Microsoft has been in the news a lot recently due to its Windows Genuine Advantage
(WGA) anti-piracy scheme, but the company has a new angle to push today
that is decidedly on the positive side. The company will announce that is has
started an open-source
project to allow interoperability between Open XML, which is used in Office
2007, and the Open Document Format (ODF).
This marks a big change from just a few months ago when Microsoft berated ODF for
long load times and greater CPU/memory requirements. A general manager for Microsoft’s
information worker strategy was quoted as saying "the use of OpenDocument
documents is slower to the point of not really being satisfactory. The Open XML
format is designed for performance. XML is fundamentally slower than binary
formats, so we have made sure that customers won't notice a big difference in
performance." Well, what a difference a few months makes.
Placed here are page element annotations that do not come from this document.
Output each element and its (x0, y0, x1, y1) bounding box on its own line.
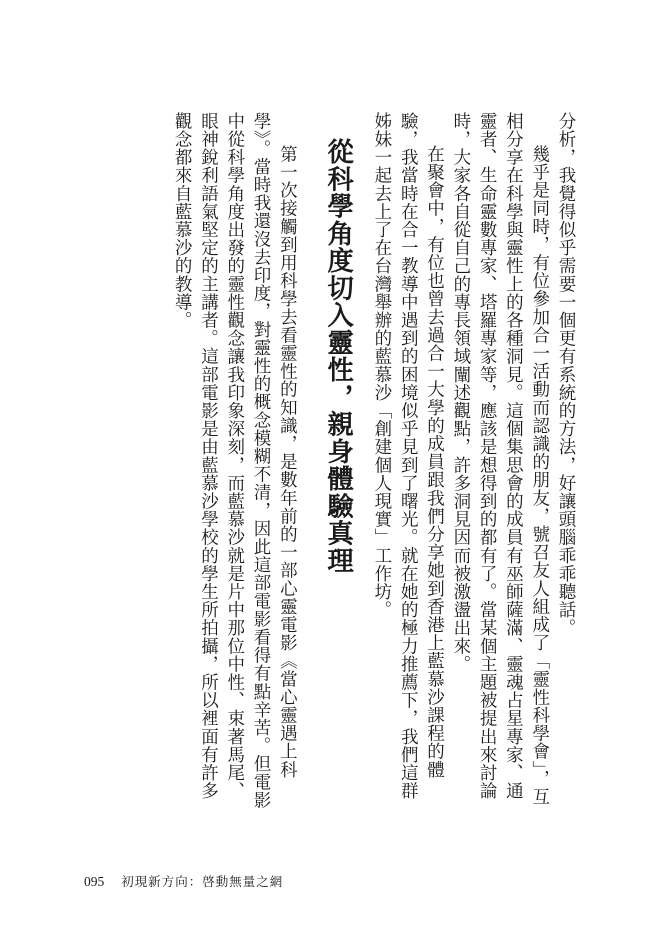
paragraph-continuation: 分析，我覺得似乎需要一個更有系統的方法，好讓頭腦乖乖聽話。 (556, 112, 576, 637)
section-heading: 從科學角度切入靈性，親身體驗真理 (322, 138, 354, 575)
running-title: 初現新方向：啓動無量之網 (121, 874, 284, 889)
page-footer (84, 872, 283, 890)
vertical-text-body (169, 112, 579, 812)
paragraph-first-contact: 第一次接觸到用科學去看靈性的知識，是數年前的一部心靈電影《當心靈遇上科學》。當時我還沒去印度，對靈性的概念模糊不清，因此這部電影看得有點辛苦。但電影中從科學角度出發的靈性觀念讓我印象深刻，而藍慕沙就是片中那位中性、束著馬尾、眼神銳利語氣堅定的主講者。這部電影是由藍慕沙學校的學生所拍攝，所以裡面有許多觀念都來自藍慕沙的教導。 (172, 112, 298, 810)
page-number: 095 (84, 874, 105, 889)
paragraph-science-society: 幾乎是同時，有位參加合一活動而認識的朋友，號召友人組成了「靈性科學會」，互相分享在科學與靈性上的各種洞見。這個集思會的成員有巫師薩滿、靈魂占星專家、通靈者、生命靈數專家、塔羅專家等，應該是想得到的都有了。當某個主題被提出來討論時，大家各自從自己的專長領域闡述觀點，許多洞見因而被激盪出來。 (450, 112, 550, 807)
paragraph-ramtha-workshop: 在聚會中，有位也曾去過合一大學的成員跟我們分享她到香港上藍慕沙課程的體驗，我當時在合一教導中遇到的困境似乎見到了曙光。就在她的極力推薦下，我們這群姊妹一起去上了在台灣舉辦的藍慕沙「創建個人現實」工作坊。 (371, 112, 445, 800)
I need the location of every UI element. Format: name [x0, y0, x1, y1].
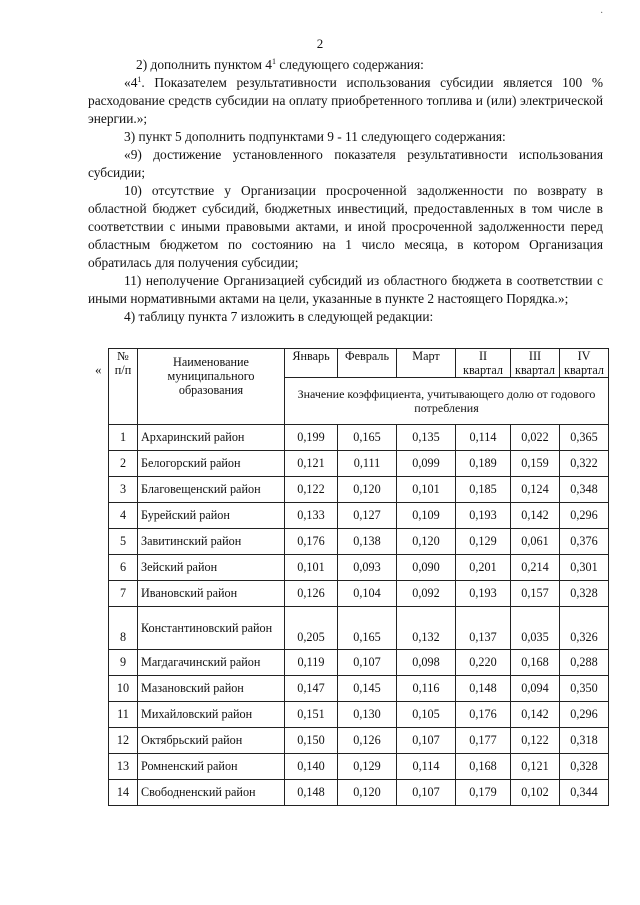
table-row: 6 Зейский район 0,101 0,093 0,090 0,201 0,214 0,301 [109, 555, 609, 581]
table-header-row [109, 349, 609, 378]
table-row: 9 Магдагачинский район 0,119 0,107 0,098 0,220 0,168 0,288 [109, 650, 609, 676]
paragraph-2: «$4^1$. Показателем результативности использования субсидии является 100 % расходование средств субсидии на оплату приобретенного топлива и (или) электрической энергии.»; [88, 75, 603, 126]
table-row: 4 Бурейский район 0,133 0,127 0,109 0,193 0,142 0,296 [109, 503, 609, 529]
coefficient-table [108, 348, 609, 806]
document-body [88, 56, 603, 326]
paragraph-1: 2) дополнить пунктом $4^1$ следующего содержания: [136, 57, 424, 72]
header-name: Наименование муниципального образования [138, 349, 285, 425]
header-q3: III квартал [511, 349, 560, 378]
table-row: 13 Ромненский район 0,140 0,129 0,114 0,168 0,121 0,328 [109, 754, 609, 780]
table-row: 3 Благовещенский район 0,122 0,120 0,101 0,185 0,124 0,348 [109, 477, 609, 503]
header-coefficient: Значение коэффициента, учитывающего долю от годового потребления [285, 378, 609, 425]
table-quote-open: « [95, 362, 102, 377]
header-q4: IV квартал [560, 349, 609, 378]
table-row: 1 Архаринский район 0,199 0,165 0,135 0,114 0,022 0,365 [109, 425, 609, 451]
paragraph-5: 10) отсутствие у Организации просроченной задолженности по возврату в областной бюджет субсидий, бюджетных инвестиций, предоставленных в том числе в соответствии с иными правовыми актами, и иной просроченной задолженности перед областным бюджетом по состоянию на 1 число месяца, в котором Организация обратилась для получения субсидии; [88, 183, 603, 270]
table-row: 2 Белогорский район 0,121 0,111 0,099 0,189 0,159 0,322 [109, 451, 609, 477]
table-row: 10 Мазановский район 0,147 0,145 0,116 0,148 0,094 0,350 [109, 676, 609, 702]
table-row: 14 Свободненский район 0,148 0,120 0,107 0,179 0,102 0,344 [109, 780, 609, 806]
table-row: 11 Михайловский район 0,151 0,130 0,105 0,176 0,142 0,296 [109, 702, 609, 728]
header-feb: Февраль [338, 349, 397, 378]
scan-mark: · [600, 8, 604, 19]
header-num: № п/п [109, 349, 138, 425]
paragraph-3: 3) пункт 5 дополнить подпунктами 9 - 11 следующего содержания: [124, 129, 506, 144]
header-jan: Январь [285, 349, 338, 378]
paragraph-6: 11) неполучение Организацией субсидий из областного бюджета в соответствии с иными нормативными актами на цели, указанные в пункте 2 настоящего Порядка.»; [88, 273, 603, 306]
page-number: 2 [316, 36, 324, 51]
table-row: 7 Ивановский район 0,126 0,104 0,092 0,193 0,157 0,328 [109, 581, 609, 607]
paragraph-4: «9) достижение установленного показателя результативности использования субсидии; [88, 147, 603, 180]
header-q2: II квартал [456, 349, 511, 378]
header-mar: Март [397, 349, 456, 378]
table-row: 12 Октябрьский район 0,150 0,126 0,107 0,177 0,122 0,318 [109, 728, 609, 754]
paragraph-7: 4) таблицу пункта 7 изложить в следующей редакции: [124, 309, 434, 324]
table-row: 8 Константиновский район 0,205 0,165 0,132 0,137 0,035 0,326 [109, 607, 609, 650]
table-row: 5 Завитинский район 0,176 0,138 0,120 0,129 0,061 0,376 [109, 529, 609, 555]
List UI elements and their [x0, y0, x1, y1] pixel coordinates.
Unsatisfactory
as it may be (to Microsoft); ODF will now get some primetime exposure in Word
2007.
The open source Open XML Translator Project was developed by
Microsoft in conjunction with Clever Age, Aztecsoft and Dialogika. Microsoft's
main involvement in the project included the initial setup, technical support
and partial funding. The prototype Open XML Translator is currently available for download
from the SouceForge open-source website and allows users to open and save ODF
documents in Word 2007. Versions of the translator will be made available for
Excel 2007 and PowerPoint 2007 sometime next year. The translator will also be
available in the future to users of older versions of Microsoft Office via an
updated Compatibility
Pack.
"This project is all about transparency, as there is no
translator that is perfect. OpenXML and ODF are very different formats and some
hard decisions are going to have to be made when translating from one format to
another, like where we have OpenXML features that are not supported in
ODF," said Microsoft general manager for interoperability and XML
architecture Jean Paoli. Jason Matusow, Microsoft's director of standards
affairs went on to say "if one format is put in on one side it will spit
out the other format on the other side, in either direction, and that means
ISVs or independent research projects can come and take this and make use of
it. We want that transparency and the tools to be available to anyone."
It's nice to see Microsoft supporting ODF in Office 2007. Although
it's understandable why Microsoft would want to bolster its own Open XML
standard, it couldn't ignore the rising popularity of ODF. Also, this news
comes just a month after Microsoft announced that it had to remove native PDF support
from Office 2007 at Adobe's request.